When a tool changes — new pricing, new privacy posture, a model swap — the score moves with it. The last-updated date on each tool page is the last day I sat with it.
The five axes
Each 0–100. The published score is the mean.
Utility
Does it actually do the thing it claims, well enough that you'd choose it over the alternative?
What it’s asking
Real, repeatable usefulness on the job it's marketed for. Demos that survive contact with messy inputs.
Red flags
- Polished landing page, broken in week-two use
- Works on the demo prompt, fails on yours
- Requires a specific prompt incantation to behave
Privacy
What happens to your data once it's in the box?
What it’s asking
Clear policy on training, retention, residency, deletion. EU options when relevant. Self-host as a bonus.
Red flags
- Defaults to training on your prompts unless you opt out
- Buried retention terms or none at all
- Vague "we may share with partners" clauses
Speed
How long do you actually wait for a useful output, in a realistic session?
What it’s asking
Time-to-first-useful-result. Latency at common context lengths. Streaming where it matters.
Red flags
- Headline benchmarks measured on toy prompts
- Hidden queue times under load
- "Fast" tier locked behind enterprise pricing
Cost
What does it really cost in a normal month, including the things they don't put on the pricing page?
What it’s asking
Honest monthly spend for a representative workload.
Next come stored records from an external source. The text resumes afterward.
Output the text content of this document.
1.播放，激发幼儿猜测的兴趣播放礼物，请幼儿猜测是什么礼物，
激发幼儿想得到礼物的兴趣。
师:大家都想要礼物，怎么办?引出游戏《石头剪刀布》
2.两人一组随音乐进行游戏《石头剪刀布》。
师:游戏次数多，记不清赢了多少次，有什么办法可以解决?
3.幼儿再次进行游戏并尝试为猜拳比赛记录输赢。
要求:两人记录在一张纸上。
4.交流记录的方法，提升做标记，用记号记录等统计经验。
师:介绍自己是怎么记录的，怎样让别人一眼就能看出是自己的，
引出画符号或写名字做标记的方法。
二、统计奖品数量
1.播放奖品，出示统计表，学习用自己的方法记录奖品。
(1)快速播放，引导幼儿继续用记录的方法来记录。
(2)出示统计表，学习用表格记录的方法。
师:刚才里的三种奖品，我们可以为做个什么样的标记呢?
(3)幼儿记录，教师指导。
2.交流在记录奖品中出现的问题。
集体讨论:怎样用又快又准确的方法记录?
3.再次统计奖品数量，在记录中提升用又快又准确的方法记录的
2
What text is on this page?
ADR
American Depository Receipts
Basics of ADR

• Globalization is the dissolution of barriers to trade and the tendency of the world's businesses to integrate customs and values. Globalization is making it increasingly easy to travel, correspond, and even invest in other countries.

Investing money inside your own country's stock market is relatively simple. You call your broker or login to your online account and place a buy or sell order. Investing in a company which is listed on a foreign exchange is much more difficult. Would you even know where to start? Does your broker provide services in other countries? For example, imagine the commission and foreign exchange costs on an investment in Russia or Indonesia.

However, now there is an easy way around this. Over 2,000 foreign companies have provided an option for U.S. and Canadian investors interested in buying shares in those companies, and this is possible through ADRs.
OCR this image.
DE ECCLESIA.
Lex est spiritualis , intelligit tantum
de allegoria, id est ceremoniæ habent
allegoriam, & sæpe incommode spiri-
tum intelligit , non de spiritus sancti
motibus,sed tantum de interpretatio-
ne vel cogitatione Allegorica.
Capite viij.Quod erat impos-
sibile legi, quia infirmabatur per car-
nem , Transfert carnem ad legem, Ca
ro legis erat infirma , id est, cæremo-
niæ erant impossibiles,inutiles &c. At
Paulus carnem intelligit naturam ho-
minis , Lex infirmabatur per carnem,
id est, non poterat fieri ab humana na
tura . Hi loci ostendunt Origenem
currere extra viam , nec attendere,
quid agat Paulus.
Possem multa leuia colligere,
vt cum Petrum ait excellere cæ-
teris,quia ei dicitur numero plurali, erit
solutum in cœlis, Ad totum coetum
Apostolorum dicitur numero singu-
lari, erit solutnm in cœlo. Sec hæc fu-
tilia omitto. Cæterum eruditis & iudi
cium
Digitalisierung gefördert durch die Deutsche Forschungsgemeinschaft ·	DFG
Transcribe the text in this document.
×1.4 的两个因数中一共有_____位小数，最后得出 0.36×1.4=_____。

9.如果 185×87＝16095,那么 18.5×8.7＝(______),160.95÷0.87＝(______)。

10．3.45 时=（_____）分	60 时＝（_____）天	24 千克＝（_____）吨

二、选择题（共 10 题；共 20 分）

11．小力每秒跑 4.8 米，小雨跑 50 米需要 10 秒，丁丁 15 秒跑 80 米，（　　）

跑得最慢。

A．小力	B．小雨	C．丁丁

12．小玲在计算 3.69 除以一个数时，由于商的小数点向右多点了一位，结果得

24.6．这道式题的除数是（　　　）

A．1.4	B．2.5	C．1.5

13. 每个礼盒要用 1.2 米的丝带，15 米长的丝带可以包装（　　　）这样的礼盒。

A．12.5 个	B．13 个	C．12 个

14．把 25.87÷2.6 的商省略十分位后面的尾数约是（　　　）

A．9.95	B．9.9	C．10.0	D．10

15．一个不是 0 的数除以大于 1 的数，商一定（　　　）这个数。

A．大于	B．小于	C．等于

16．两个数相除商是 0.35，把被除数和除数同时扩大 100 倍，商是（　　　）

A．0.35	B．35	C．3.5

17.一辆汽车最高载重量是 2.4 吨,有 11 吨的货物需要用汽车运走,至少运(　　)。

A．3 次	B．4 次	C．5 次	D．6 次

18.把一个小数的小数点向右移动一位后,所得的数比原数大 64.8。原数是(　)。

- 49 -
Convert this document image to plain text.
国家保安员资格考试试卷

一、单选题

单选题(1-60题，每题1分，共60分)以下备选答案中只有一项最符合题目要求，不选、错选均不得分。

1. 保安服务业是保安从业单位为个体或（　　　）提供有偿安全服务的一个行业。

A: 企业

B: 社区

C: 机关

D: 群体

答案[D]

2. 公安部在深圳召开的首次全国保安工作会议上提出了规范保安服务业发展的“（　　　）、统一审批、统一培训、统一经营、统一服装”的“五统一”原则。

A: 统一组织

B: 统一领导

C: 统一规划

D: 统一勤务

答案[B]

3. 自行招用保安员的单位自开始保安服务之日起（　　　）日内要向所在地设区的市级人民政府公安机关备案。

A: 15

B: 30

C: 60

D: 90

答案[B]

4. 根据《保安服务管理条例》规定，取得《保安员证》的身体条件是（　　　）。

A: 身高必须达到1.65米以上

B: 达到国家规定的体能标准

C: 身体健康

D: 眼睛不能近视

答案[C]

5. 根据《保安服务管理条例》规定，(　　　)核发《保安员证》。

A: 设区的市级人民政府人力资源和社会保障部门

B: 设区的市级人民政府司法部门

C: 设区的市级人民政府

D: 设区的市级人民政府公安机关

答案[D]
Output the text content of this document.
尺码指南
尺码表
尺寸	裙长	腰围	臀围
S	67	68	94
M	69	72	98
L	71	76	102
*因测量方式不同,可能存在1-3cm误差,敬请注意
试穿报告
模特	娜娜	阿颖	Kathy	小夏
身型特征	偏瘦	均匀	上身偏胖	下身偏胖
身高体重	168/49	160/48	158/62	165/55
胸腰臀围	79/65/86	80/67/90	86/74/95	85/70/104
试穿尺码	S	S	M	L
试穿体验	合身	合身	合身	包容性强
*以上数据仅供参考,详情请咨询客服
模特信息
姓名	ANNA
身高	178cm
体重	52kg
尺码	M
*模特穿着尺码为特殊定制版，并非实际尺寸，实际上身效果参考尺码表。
Overages, throughput caps, paywall cliffs disclosed.
Red flags
- Free tier that resets daily, not monthly
- Token pricing with no visible usage meter
- Surprise per-seat minimums on the upgrade path
Transparency
How honest is the team about what the tool can and can't do?
What it’s asking
Public changelogs. Acknowledged failure modes. Real model names, not marketing names. Open weights or open source where claimed.
Red flags
- Model identity hidden behind a custom brand name
- Quiet feature removals
- Marketing speed numbers that don't match the docs
What the bands mean
Plain English for the headline number.
I keep coming back to this without thinking about it. The reason to use it outweighs the cost of switching to anything else.
Strong on most axes, real weaknesses on one. Worth your time if the weaknesses don't hit your specific case.
A serious answer for a narrow problem. Wrong tool for most people; right tool for some.
There's something fundamentally awkward about it. Use it because the alternative is worse, not because it's good.
Listed in the archive only so I can explain why I don't recommend it.
The score is an opinion, slowly formed. If you disagree, that’s the point — disagree with a person, not a vendor’s landing page.